Before pursuing that question, we should look at the related issue of the use of Greek in first-century Palestine.  Hezser evaluates the extent to which Palestinian Jews may have been able to converse in Greek more generously than other more recent studies devoted to the question, as we will see in a moment.  But even she points out that Josephus is the only Jew of Roman Palestine to indicate that he learned Greek, and she notes that Josephus himself indicates that he could not write literary Greek without assistance from Greek speakers (Contra Apionem 1.9).  Moreover, Hezser admits that we do not know whether Josephus studied Greek before coming to Rome.  She later acknowledges that most Jews in Palestine would have had only “a rudimentary knowledge of Greek” which involved knowing “a few phrases to lead to a simple conversation.”  That is a long way from being able to write a high-level Greek composition, especially in light of the fact that simple conversational Greek took no special training, whereas learning to read (even in one’s own language) took years of hard work, and composition took years more.   Louis Feldman notes that “Josephus’s admission (Contra Apionem 1.50 [= 1.9]) that he needed assistance in composing the version in Greek of the Jewish War illustrates that few attained the competence in the language necessary for reading and understanding Greek literature.”

The most persuasive studies of the use of Greek in Galilee in particular have been produced by Mark Chancey, who shows that scholars who maintain that Greek was widely spoken in the first century have based their views on very slim evidence, in which Palestinian data from over a number of centuries have been generalized into claims about the use of Greek in Galilee in the first half of the first century.  There is, in fact, scant evidence that Greek was widely used outside of the major urban areas.  People living in rural areas spoke almost exclusively Aramaic.

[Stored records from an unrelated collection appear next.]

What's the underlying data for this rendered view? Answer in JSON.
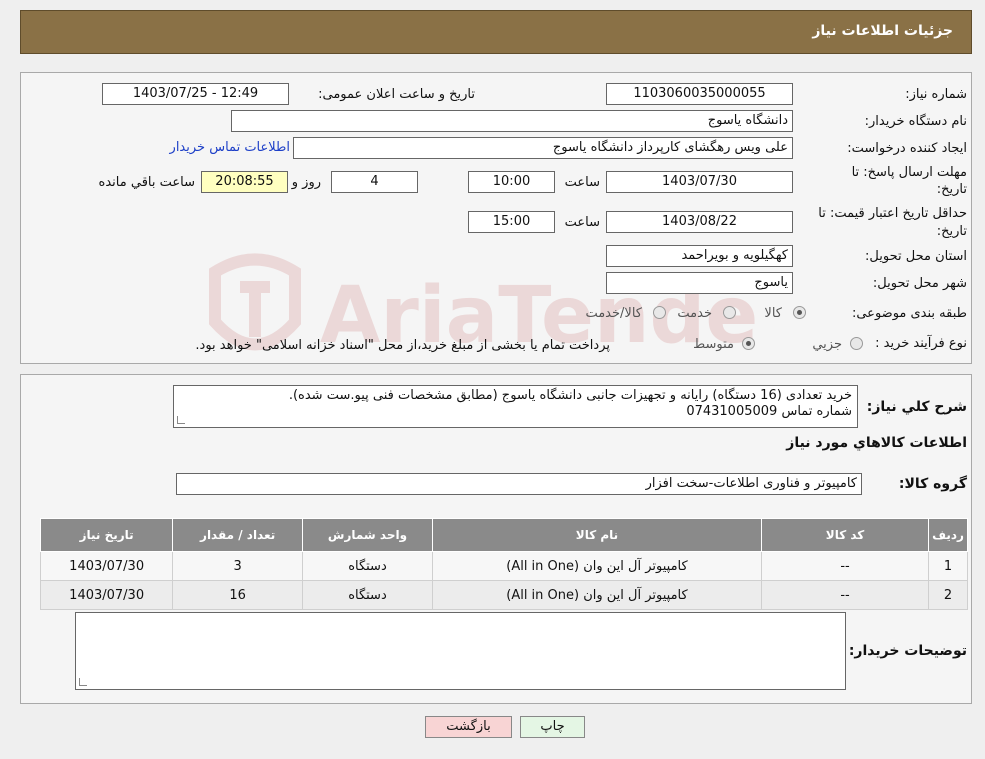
{
  "header": {
    "title": "جزئیات اطلاعات نیاز"
  },
  "form": {
    "need_number_label": "شماره نیاز:",
    "need_number": "1103060035000055",
    "announce_label": "تاریخ و ساعت اعلان عمومی:",
    "announce_value": "1403/07/25 - 12:49",
    "buyer_org_label": "نام دستگاه خریدار:",
    "buyer_org": "دانشگاه یاسوج",
    "requester_label": "ایجاد کننده درخواست:",
    "requester": "علی ویس رهگشای کارپرداز دانشگاه یاسوج",
    "contact_link": "اطلاعات تماس خریدار",
    "deadline_label_1": "مهلت ارسال پاسخ: تا",
    "deadline_label_2": "تاریخ:",
    "deadline_date": "1403/07/30",
    "time_label": "ساعت",
    "deadline_time": "10:00",
    "days_value": "4",
    "days_label": "روز و",
    "remaining_time": "20:08:55",
    "remaining_label": "ساعت باقي مانده",
    "validity_label_1": "حداقل تاریخ اعتبار قیمت: تا",
    "validity_label_2": "تاریخ:",
    "validity_date": "1403/08/22",
    "validity_time": "15:00",
    "province_label": "استان محل تحویل:",
    "province": "کهگیلویه و بویراحمد",
    "city_label": "شهر محل تحویل:",
    "city": "یاسوج",
    "category_label": "طبقه بندی موضوعی:",
    "category_options": [
      "کالا",
      "خدمت",
      "کالا/خدمت"
    ],
    "purchase_type_label": "نوع فرآیند خرید :",
    "purchase_options": [
      "جزیي",
      "متوسط"
    ],
    "purchase_note": "پرداخت تمام یا بخشی از مبلغ خرید،از محل \"اسناد خزانه اسلامی\" خواهد بود."
  },
  "details": {
    "description_label": "شرح کلي نياز:",
    "description_line1": "خرید تعدادی (16 دستگاه)  رایانه و تجهیزات جانبی دانشگاه یاسوج (مطابق مشخصات فنی پیو.ست شده).",
    "description_line2": "شماره تماس 07431005009",
    "goods_info_title": "اطلاعات کالاهاي مورد نياز",
    "goods_group_label": "گروه کالا:",
    "goods_group": "کامپیوتر و فناوری اطلاعات-سخت افزار",
    "table_headers": [
      "رديف",
      "کد کالا",
      "نام کالا",
      "واحد شمارش",
      "تعداد / مقدار",
      "تاریخ نیاز"
    ],
    "rows": [
      [
        "1",
        "--",
        "کامپیوتر آل این وان (All in One)",
        "دستگاه",
        "3",
        "1403/07/30"
      ],
      [
        "2",
        "--",
        "کامپیوتر آل این وان (All in One)",
        "دستگاه",
        "16",
        "1403/07/30"
      ]
    ],
    "buyer_notes_label": "توضیحات خریدار:",
    "buyer_notes": ""
  },
  "buttons": {
    "print": "چاپ",
    "back": "بازگشت"
  },
  "watermark": {
    "text": "AriaTender.neT",
    "color": "#b02020"
  },
  "colors": {
    "header_bg": "#8a7146",
    "link": "#1e40c8",
    "back_button_bg": "#f8d4d4",
    "print_button_bg": "#e4f6e4"
  }
}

These and other studies have made it clear that there were few educated people in Palestine in the days of Peter.  Those who did have the benefits of education would have been taught Hebrew to enable them to read the Torah, unless they came from a fabulously wealthy aristocratic family in a major city.   These fortunate few would have made up the bulk of the 3% of Palestine who could read.  Moreover, most of the 3% who could read could not compose a sentence or a paragraph.  Most of those who could compose a paragraph could not compose an entire book.  Most of those who could compose a book could not do so in a foreign language, Greek.  Most of those who could do so, could not compose it in elegant Greek.  Was Peter, a lower-class fisherman from rural Galilee, among that minuscule fraction of the Palestinian population who could compose books in elegant Greek?  He was not wealthy.  He would have had no time or resources for an education.  Let alone an education in reading a foreign language.  Let alone education in Greek composition.  Acts 4:13 is probably right – Peter was illiterate.